Ablation Studies (Table 5):

• Truncation (taking first half dims) and random dimension selection both underperform vanilla baseline, proving improvement is not due to simple dimension reduction.
• Filtering only the secondary (small singular values) subspace gives improvements (+3.12), but the full EmbedFilter (both edges removed) achieves the best result.
• The optimal strategy (filtering dimensions with highest $\Delta_\pi$) yields nearly identical performance to EmbedFilter, confirming its effectiveness without task-specific calibration.

Comparison with Whitening (Table 6): EmbedFilter outperforms BERT-whitening (55% improvement vs 5.9%) despite requiring no calibration data.

Dimensionality Reduction (Table 4): With Llama and $\tau=8$ (512 dimensions), EmbFilter achieves an average of 56.61 on MTEB, surpassing strong baselines like SimCSE (53.54) and coCondenser (55.48) while using far fewer dimensions.

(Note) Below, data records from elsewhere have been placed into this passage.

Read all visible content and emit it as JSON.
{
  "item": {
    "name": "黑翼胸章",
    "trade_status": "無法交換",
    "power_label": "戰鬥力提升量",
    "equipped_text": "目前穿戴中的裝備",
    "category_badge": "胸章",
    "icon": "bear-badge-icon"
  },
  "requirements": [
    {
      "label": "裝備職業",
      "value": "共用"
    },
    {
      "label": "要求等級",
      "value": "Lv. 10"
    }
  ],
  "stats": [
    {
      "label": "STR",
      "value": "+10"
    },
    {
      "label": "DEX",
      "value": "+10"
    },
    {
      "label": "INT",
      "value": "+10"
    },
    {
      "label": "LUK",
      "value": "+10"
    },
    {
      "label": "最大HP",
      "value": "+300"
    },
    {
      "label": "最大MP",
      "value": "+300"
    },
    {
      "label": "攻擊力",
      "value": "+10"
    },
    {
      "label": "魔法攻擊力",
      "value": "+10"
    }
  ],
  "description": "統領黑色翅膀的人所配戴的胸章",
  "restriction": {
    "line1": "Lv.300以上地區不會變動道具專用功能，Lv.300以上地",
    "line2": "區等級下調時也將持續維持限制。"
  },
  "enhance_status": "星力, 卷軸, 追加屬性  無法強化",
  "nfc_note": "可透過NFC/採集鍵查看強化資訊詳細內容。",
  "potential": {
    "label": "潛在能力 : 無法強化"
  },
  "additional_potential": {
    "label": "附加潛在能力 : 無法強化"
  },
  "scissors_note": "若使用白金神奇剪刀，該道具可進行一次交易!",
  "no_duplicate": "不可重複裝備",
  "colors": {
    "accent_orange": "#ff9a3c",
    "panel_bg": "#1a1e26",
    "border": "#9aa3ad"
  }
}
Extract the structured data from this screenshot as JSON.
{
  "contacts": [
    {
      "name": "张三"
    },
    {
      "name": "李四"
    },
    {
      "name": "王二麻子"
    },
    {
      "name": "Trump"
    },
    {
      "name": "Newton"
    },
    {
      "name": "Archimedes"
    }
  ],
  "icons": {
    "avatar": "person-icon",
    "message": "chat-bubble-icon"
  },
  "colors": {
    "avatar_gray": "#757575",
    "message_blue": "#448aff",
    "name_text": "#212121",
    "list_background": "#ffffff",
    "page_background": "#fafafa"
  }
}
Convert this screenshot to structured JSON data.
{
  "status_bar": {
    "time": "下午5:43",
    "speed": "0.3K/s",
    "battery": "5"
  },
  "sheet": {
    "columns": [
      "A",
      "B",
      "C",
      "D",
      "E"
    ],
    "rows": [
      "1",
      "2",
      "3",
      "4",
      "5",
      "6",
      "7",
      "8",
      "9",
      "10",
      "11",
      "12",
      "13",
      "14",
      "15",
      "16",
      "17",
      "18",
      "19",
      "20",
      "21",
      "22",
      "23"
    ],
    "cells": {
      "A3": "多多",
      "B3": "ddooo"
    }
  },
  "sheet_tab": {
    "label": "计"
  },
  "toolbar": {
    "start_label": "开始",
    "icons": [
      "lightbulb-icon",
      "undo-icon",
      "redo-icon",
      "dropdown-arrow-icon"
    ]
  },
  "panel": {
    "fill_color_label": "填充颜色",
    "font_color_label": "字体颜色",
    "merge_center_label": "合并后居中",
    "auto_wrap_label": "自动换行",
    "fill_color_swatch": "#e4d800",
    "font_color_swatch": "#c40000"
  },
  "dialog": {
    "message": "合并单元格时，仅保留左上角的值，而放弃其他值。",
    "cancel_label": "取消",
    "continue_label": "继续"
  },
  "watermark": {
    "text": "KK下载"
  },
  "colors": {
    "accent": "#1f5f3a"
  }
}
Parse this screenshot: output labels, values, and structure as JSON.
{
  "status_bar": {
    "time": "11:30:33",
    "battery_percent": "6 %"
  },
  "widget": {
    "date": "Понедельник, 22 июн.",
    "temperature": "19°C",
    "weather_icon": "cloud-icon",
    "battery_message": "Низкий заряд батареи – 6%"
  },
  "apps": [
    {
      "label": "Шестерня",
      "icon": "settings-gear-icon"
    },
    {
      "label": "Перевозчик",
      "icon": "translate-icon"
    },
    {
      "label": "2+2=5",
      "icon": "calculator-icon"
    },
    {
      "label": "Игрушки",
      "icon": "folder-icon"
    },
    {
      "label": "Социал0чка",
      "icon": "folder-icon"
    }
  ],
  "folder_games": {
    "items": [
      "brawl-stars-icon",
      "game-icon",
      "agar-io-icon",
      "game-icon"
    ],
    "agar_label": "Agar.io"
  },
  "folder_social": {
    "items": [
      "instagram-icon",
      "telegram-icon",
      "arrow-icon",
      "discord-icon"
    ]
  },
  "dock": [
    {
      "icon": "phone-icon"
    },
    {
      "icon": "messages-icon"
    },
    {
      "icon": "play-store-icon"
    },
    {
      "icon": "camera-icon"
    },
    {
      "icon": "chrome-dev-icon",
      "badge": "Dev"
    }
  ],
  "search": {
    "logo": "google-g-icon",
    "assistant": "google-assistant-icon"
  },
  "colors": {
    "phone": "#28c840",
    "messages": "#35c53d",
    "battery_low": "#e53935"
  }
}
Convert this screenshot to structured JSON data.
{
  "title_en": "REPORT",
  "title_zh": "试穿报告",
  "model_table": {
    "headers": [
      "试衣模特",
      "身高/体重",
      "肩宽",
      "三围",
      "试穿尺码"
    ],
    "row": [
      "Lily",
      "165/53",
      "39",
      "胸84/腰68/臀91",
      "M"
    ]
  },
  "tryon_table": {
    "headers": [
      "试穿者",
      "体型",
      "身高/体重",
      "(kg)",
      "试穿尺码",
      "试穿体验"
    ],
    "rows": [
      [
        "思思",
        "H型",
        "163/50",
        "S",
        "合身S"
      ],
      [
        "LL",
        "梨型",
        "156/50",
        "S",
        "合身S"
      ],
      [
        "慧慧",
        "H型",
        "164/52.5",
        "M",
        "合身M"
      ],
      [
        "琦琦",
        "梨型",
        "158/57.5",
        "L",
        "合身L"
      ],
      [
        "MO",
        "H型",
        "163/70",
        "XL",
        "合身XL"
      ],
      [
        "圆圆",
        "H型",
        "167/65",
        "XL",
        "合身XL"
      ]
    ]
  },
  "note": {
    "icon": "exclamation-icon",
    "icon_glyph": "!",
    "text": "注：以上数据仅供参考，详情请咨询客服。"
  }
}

Theoretical and Practical Implications

• Theoretical: The work provides a mechanistic interpretation of LLM embedding anisotropy: the unembedding matrix encodes an "edge spectrum" subspace that biases representations toward frequent, uninformative tokens. This explains the suboptimal zero-shot performance and suggests that the unembedding matrix can serve as a "feature lens" for analyzing embedding spaces.
• Practical: EmbedFilter is a lightweight, training-free post-processing step that can be applied to any LLM. It improves performance across multiple backbones and prompt strategies (PromptEOL, ECHO, MetaEOL, GenEOL). The built-in dimensionality reduction reduces index storage and speeds up retrieval by a factor of $\tau$, making LLM-based embeddings viable for large-scale applications.
• Broader impact: The insights suggest that future text embedding training should explicitly account for and suppress high-frequency token biases, potentially by designing loss functions that penalize alignment with edge spectrum directions.

Conclusion

The authors discover that the unembedding matrix of LLMs encodes a subspace (edge spectrum) responsible for projecting text embeddings toward high-frequency tokens, which limits their zero-shot semantic representation ability. They propose EmbedFilter, a simple linear transformation that filters out this subspace, yielding substantial improvements on MTEB (up to +14.1%) across multiple model families without training. EmbedFilter also enables lossless dimensionality reduction, improving efficiency. The work provides a mechanistic understanding of LLM embedding shortcomings and offers a practical, principled fix. Future work may explore optimal asymmetric filtering strategies and deeper integration into embedding training pipelines.